Complications after laparoscopic cholecystectomy
The most common intraoperative complications are the intersection of the cystic artery and the common bile duct.
Bleeding from the transected cystic artery is stopped by clipping and does not cause technical difficulties for an experienced surgeon.
Damage to the common bile duct requires reconstructive intervention, which is associated with significant difficulties. In the long term, such a surgical injury can lead to a significant decrease in quality of life and disability.
Performing cholecystectomy using minimally invasive and high-tech equipment can significantly reduce the risks of intraoperative complications.
How are gallstones formed?
The process of stone formation is quite well studied.
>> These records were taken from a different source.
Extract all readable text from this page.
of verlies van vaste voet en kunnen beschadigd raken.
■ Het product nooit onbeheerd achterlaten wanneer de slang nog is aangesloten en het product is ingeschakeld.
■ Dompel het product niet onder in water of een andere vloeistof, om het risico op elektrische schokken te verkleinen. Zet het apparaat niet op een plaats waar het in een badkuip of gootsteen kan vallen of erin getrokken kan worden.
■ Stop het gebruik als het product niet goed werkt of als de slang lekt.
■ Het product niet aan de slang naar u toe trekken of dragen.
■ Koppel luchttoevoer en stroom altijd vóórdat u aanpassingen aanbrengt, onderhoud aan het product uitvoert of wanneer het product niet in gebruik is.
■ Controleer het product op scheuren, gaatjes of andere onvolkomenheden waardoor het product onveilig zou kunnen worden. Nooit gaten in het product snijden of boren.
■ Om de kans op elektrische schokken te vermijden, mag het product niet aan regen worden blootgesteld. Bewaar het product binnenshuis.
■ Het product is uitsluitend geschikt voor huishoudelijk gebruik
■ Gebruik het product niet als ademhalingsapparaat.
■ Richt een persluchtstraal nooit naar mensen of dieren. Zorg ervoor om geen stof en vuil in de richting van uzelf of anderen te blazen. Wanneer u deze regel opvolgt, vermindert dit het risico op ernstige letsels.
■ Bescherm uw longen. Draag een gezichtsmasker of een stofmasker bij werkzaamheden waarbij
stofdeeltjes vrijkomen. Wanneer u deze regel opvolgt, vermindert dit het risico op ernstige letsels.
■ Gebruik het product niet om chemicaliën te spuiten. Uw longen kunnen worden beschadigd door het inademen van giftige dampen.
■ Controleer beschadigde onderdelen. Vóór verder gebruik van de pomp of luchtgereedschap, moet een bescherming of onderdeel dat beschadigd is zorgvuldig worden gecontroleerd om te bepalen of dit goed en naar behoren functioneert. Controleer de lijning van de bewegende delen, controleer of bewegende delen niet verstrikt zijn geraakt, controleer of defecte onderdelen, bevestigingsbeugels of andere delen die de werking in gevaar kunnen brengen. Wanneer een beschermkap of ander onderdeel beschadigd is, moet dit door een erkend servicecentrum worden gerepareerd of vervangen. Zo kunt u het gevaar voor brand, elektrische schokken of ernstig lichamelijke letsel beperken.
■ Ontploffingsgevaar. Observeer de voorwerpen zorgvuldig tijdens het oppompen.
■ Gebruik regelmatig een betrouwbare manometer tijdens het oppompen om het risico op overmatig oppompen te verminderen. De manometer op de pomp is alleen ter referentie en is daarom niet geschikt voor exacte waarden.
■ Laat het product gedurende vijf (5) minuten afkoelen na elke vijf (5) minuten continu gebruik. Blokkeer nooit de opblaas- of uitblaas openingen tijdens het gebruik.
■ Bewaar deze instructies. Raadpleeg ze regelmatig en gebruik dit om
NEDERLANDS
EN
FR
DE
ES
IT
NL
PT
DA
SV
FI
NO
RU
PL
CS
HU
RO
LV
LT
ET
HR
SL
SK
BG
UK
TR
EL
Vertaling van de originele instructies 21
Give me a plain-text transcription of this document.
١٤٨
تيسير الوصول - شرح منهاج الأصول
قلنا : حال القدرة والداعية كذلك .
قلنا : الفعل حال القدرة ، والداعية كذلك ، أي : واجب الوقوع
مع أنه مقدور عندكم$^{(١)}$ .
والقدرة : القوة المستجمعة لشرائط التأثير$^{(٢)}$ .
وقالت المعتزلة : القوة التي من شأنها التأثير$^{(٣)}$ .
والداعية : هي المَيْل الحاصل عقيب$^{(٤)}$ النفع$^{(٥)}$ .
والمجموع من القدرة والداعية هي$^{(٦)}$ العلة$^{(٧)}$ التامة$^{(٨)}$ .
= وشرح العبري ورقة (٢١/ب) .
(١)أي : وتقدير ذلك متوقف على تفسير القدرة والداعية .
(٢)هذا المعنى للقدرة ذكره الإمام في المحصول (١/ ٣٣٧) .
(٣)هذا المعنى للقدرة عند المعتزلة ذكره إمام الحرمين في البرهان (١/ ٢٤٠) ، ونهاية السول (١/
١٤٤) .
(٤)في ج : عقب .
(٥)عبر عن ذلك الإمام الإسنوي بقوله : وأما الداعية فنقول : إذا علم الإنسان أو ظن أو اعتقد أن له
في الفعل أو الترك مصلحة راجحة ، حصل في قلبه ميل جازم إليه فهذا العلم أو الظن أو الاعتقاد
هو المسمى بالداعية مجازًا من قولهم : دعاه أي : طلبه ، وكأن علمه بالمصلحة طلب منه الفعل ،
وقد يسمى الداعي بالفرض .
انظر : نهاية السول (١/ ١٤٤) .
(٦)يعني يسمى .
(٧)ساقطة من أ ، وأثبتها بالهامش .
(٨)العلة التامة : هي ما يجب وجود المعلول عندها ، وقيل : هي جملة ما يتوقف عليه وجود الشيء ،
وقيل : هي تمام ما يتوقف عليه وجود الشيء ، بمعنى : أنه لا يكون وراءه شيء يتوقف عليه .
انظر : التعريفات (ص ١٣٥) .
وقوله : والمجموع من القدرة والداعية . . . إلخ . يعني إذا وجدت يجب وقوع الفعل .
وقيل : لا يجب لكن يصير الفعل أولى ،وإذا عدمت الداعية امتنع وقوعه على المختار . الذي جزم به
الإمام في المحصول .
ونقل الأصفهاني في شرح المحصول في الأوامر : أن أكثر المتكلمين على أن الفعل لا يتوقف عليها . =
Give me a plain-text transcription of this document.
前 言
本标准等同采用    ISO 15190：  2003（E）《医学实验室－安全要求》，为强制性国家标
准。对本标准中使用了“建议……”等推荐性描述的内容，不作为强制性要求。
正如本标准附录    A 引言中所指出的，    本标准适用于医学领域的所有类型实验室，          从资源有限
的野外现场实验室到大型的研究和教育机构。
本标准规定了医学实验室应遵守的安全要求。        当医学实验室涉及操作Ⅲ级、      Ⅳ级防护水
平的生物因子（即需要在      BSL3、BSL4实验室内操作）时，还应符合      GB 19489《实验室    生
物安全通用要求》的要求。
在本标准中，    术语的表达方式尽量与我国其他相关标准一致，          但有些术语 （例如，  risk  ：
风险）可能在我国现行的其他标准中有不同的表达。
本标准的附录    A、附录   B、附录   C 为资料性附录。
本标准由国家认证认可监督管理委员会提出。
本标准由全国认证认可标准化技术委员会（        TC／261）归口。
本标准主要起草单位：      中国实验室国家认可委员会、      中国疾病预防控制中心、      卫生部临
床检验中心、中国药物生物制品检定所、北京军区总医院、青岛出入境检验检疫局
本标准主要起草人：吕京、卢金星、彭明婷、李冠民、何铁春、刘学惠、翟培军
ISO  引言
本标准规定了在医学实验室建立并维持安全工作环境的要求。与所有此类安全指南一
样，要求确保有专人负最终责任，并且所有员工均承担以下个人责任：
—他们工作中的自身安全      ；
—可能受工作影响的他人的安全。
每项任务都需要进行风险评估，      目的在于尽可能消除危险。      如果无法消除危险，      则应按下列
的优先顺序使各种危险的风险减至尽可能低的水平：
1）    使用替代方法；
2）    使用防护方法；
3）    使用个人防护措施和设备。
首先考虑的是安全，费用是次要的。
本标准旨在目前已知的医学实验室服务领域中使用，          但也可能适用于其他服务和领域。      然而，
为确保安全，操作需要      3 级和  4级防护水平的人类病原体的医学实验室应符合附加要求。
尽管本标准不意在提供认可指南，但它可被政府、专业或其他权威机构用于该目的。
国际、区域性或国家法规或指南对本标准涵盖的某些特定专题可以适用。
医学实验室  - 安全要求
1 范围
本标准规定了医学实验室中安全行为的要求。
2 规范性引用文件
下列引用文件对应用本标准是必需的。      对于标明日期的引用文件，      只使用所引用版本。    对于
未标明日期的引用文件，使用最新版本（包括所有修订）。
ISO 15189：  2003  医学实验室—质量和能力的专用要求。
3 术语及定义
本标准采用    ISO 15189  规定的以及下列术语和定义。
The key links are:
- An increase in the lithogenicity of bile (the ability to form stones) means an increase in the content of cholesterol and bilirubin in it.
- Impaired contractile function of the gallbladder.
- Increased pressure in the bile duct system.
Mucin is a natural gel, constantly secreted by the wall of the gallbladder; when lithogenicity increases, it begins to “absorb” cholesterol crystals, thereby forming a “fossilization nucleus.” The formed suspension, with impaired contractile function, continues to attach salt crystals encrusted with calcium salts. Thus, gallstones can grow up to 5-7 mm per year.